Personal information
- Full name: Anthony Thiessen
- Date of birth: 25 May 1942
- Date of death: 3 September 2019 (aged 77)
- Original team(s): Sandy Bay (TANFL)
- Height: 183 cm (6 ft 0 in)
- Weight: 82 kg (181 lb)

Playing career^{1}
- Years: Club / Games (Goals)
- 1963: Melbourne / 07 (2)
- 1964: Carlton / 13 (7)
- 1965: North Melbourne / 04 (0)
- Total:  / 24 (9)
- ^{1} Playing statistics correct to the end of 1965.

= Tony Thiessen =

Australian rules footballer (1942–2019)

Anthony Thiessen (25 May 1942 – 3 September 2019) was an Australian rules footballer who played with Melbourne, Carlton and North Melbourne in the Victorian Football League (VFL).
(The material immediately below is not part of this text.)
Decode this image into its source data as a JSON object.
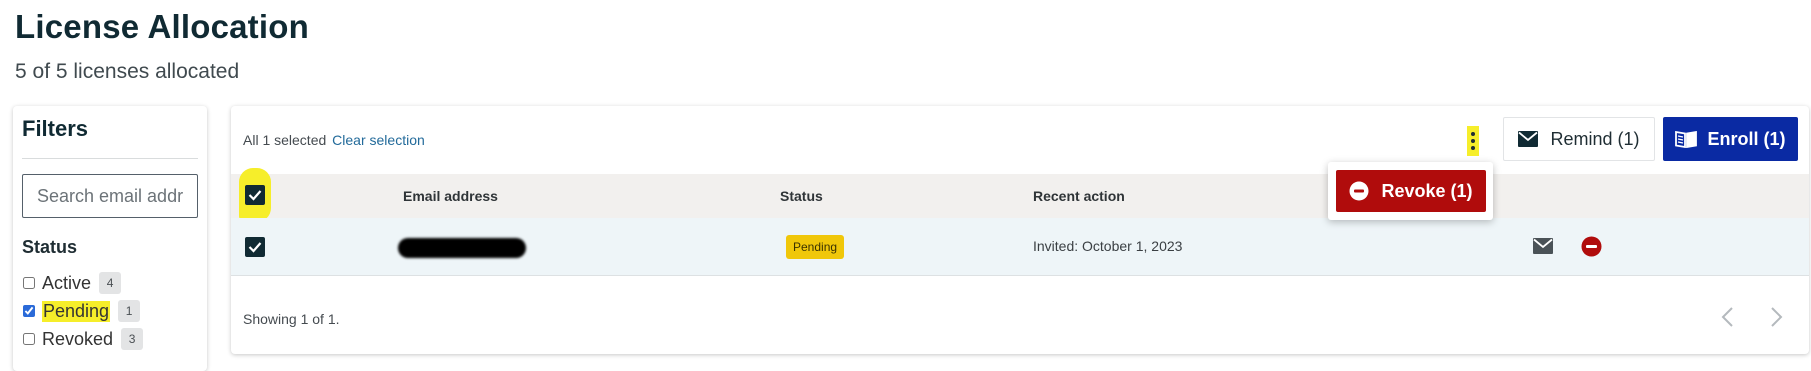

Thiessen was a key forward, recruited to Melbourne from Sandy Bay. He made seven appearances in the 1963 VFL season and was then delisted, missing out on a chance to be part of Melbourne's 1964 premiership. After playing for Carlton in 1964, he was cleared to North Melbourne where he would be used as a midfielder. It was his only year at North Melbourne, which gave him the unusual distinction of having played with three separate clubs in a three-season career. He also played with the Waverley Football Club, in the Victorian Football Association.

James Thiessen, his son, was a member of Adelaide's 1998 AFL premiership team.